【SPANK PAGE】
取材:石田博嗣
夢を誇りに思うことこそが自分の力の源
それぞれの曲が個性的で、内容の濃いアルバムでしたよ。
仲手川
作っている側としては、“シングル以外の曲で如何にびっくりさせるか?”みたいな想いが強かったんで…だけど、前作の2枚のシングルを邪魔することなく、すごくいいバランスに仕上がりましたね。入れる曲に関してはギリギリまで入れたり出したりして考えてましたけど。
水野
でも、4人の感じる部分は一緒で、“この曲を入れたらこうなる”っていうものが見えてて…例えば、個人的には“この曲をはずすと作品として華奢になるかも”と思ったりもしたんですけど、最後に「cocoa」が入ったことで、いいバランス感になって、4人が“いいね”って思えるような作品に仕上がりましたね。
仲手川
もともと「cocoa」のポジションには別の曲が入ってたんですよ。どの曲もフックという意味でも、ストーリー的にも個性が強かったんで、違うアレンジというか…よりタイトなものっていうイメージで、ちょっと試しで作ってみたいです。
「cocoa」は多重コーラスが印象的で、いい意味で異色な感じがあって、アルバムの中でフックになってますよね。
仲手川
単純につなぎというか、SE的なものでもいいのかなって思ってたんですよ。そういうところから作り始めたら、声っていう部分で“どうせ入れるのなら面白いものを!”って感じで重ねていったんです。あれは全部、自分の声なんですよ。
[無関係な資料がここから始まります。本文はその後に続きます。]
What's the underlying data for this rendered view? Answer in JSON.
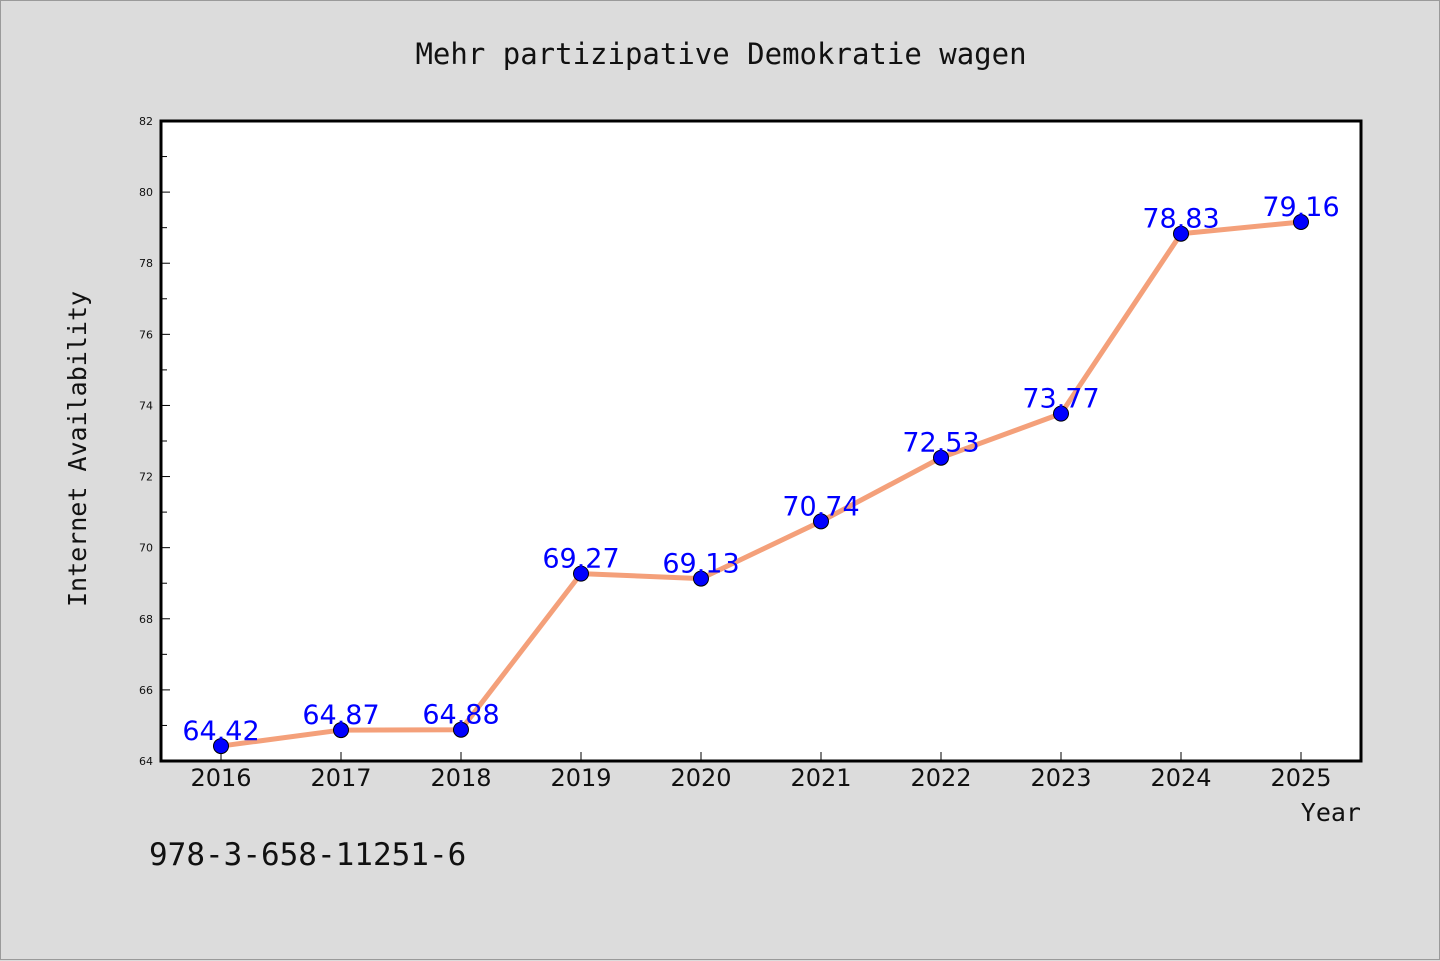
{
  "chart_data": {
    "type": "line",
    "title": "Mehr partizipative Demokratie wagen",
    "xlabel": "Year",
    "ylabel": "Internet Availability",
    "categories": [
      "2016",
      "2017",
      "2018",
      "2019",
      "2020",
      "2021",
      "2022",
      "2023",
      "2024",
      "2025"
    ],
    "series": [
      {
        "values": [
          64.42,
          64.87,
          64.88,
          69.27,
          69.13,
          70.74,
          72.53,
          73.77,
          78.83,
          79.16
        ]
      }
    ],
    "data_labels": [
      "64.42",
      "64.87",
      "64.88",
      "69.27",
      "69.13",
      "70.74",
      "72.53",
      "73.77",
      "78.83",
      "79.16"
    ],
    "ylim": [
      64,
      82
    ],
    "yticks": [
      "64",
      "66",
      "68",
      "70",
      "72",
      "74",
      "76",
      "78",
      "80",
      "82"
    ],
    "grid": false,
    "line_color": "#f4a07a",
    "marker_color": "#0000ff",
    "label_color": "#0000ff"
  },
  "annotation": "978-3-658-11251-6"
}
SPANK PAGEのイメージとしては音の壁みたいなところがあるのですが、「cocoa」以外にも疾走感のあるポップな曲があって、それだけではないところも見せてますよね。
仲手川
「ame ~rain song~」みたいな曲が核ではあるし、基本的にはミドルテンポのものが中心なんですけど、アッパーでタイトなものもライヴで試みたりもしてるんですよ。だから、自分たち的にはすごく気に入った曲が収められましたね。
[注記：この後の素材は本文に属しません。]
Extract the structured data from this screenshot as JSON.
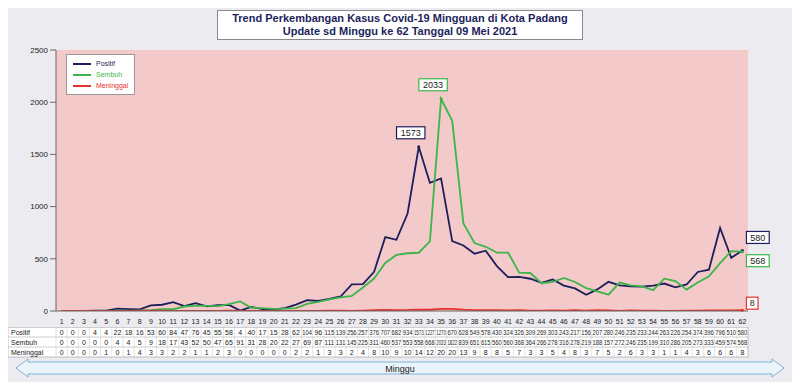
{
  "chart_data": {
    "type": "line",
    "title": "Trend Perkembangan Kasus Covid-19 Mingguan di Kota Padang",
    "subtitle": "Update sd Minggu ke 62 Tanggal 09 Mei 2021",
    "x_label": "Minggu",
    "categories": [
      "1",
      "2",
      "3",
      "4",
      "5",
      "6",
      "7",
      "8",
      "9",
      "10",
      "11",
      "12",
      "13",
      "14",
      "15",
      "16",
      "17",
      "18",
      "19",
      "20",
      "21",
      "22",
      "23",
      "24",
      "25",
      "26",
      "27",
      "28",
      "29",
      "30",
      "31",
      "32",
      "33",
      "34",
      "35",
      "36",
      "37",
      "38",
      "39",
      "40",
      "41",
      "42",
      "43",
      "44",
      "45",
      "46",
      "47",
      "48",
      "49",
      "50",
      "51",
      "52",
      "53",
      "54",
      "55",
      "56",
      "57",
      "58",
      "59",
      "60",
      "61",
      "62"
    ],
    "series": [
      {
        "name": "Positif",
        "color": "#1c1f5c",
        "values": [
          0,
          0,
          0,
          4,
          4,
          22,
          18,
          16,
          53,
          60,
          84,
          47,
          76,
          45,
          55,
          58,
          4,
          40,
          17,
          15,
          28,
          62,
          104,
          96,
          115,
          139,
          256,
          257,
          376,
          707,
          682,
          934,
          1573,
          1227,
          1270,
          670,
          628,
          549,
          578,
          430,
          324,
          326,
          309,
          269,
          303,
          243,
          217,
          156,
          207,
          280,
          246,
          235,
          233,
          244,
          263,
          226,
          254,
          374,
          396,
          796,
          510,
          580
        ]
      },
      {
        "name": "Sembuh",
        "color": "#3db54a",
        "values": [
          0,
          0,
          0,
          0,
          0,
          4,
          4,
          5,
          9,
          18,
          17,
          43,
          52,
          50,
          47,
          65,
          91,
          31,
          28,
          20,
          22,
          27,
          69,
          87,
          111,
          131,
          145,
          225,
          311,
          460,
          537,
          553,
          558,
          668,
          2033,
          1822,
          839,
          651,
          615,
          560,
          560,
          368,
          364,
          266,
          278,
          316,
          278,
          219,
          188,
          157,
          272,
          246,
          235,
          199,
          310,
          286,
          205,
          273,
          333,
          459,
          574,
          568
        ]
      },
      {
        "name": "Meninggal",
        "color": "#e8322d",
        "values": [
          0,
          0,
          0,
          0,
          1,
          0,
          1,
          4,
          3,
          3,
          2,
          2,
          1,
          1,
          2,
          3,
          0,
          0,
          0,
          0,
          0,
          2,
          2,
          1,
          3,
          3,
          2,
          4,
          8,
          10,
          9,
          10,
          14,
          12,
          20,
          20,
          13,
          9,
          8,
          8,
          5,
          7,
          3,
          3,
          5,
          4,
          8,
          3,
          7,
          5,
          2,
          6,
          3,
          3,
          1,
          1,
          4,
          3,
          6,
          6,
          6,
          8
        ]
      }
    ],
    "ylim": [
      0,
      2500
    ],
    "yticks": [
      0,
      500,
      1000,
      1500,
      2000,
      2500
    ],
    "grid": false,
    "legend": "upper left",
    "annotations": [
      {
        "series": "Positif",
        "category": "33",
        "label": "1573"
      },
      {
        "series": "Sembuh",
        "category": "35",
        "label": "2033"
      },
      {
        "series": "Positif",
        "category": "62",
        "label": "580"
      },
      {
        "series": "Sembuh",
        "category": "62",
        "label": "568"
      },
      {
        "series": "Meninggal",
        "category": "62",
        "label": "8"
      }
    ]
  }
}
あと、歌詞なのですが、自分を切り取ってるような印象を受けました。
仲手川
そうですね。どれだけ恥ずかしい部分を写し出すかっていうのが、今の自分にできることなのかなって思っていて…言ってしまえば、“あっ、そんなことでつまずくんだ”とか(笑)。“うわっ、これ、見られたくねぇ”って思うんですけど、そういうものじゃないと歌う意味がないというか、自分にとってのリアリティーが出せないんですよね。
それでいて、最後は希望で終わってますよね。
仲手川
それも自分の中に絶対にあるもので…どんどん堕ちていくんだけど、“光に当たっていたい”っていう希望を持っているし、逆にそれが自分が音楽をやっている意味というか、夢を誇りに思うことこそが自分の力の源になっているから、結局はそういうところに辿り着きますね。
では、どんなアルバムが作れた手応えがありますか?
仲手川
今現在のリアルなものがバランス良く出せたなって思います。プラス、すでに次の作品に対して“こういうものにしたいな”っていうイメージがあって…もちろん完成度は高いし、満足もしているんですけど、自分たちも聴いてくれる人も“これから先、どうなっていくんだろう?”って先が見たくなるようなものになりましたね。
水野
初めて聴く人でも、きっとどこか引っかかるポイントがあると思う…別にオーディエンスのことを考えて作ったわけでもないのに、そういうものが自然にあるので、誰にでも楽しんでもらえるアルバムになったと思いますね。すごく満足してます。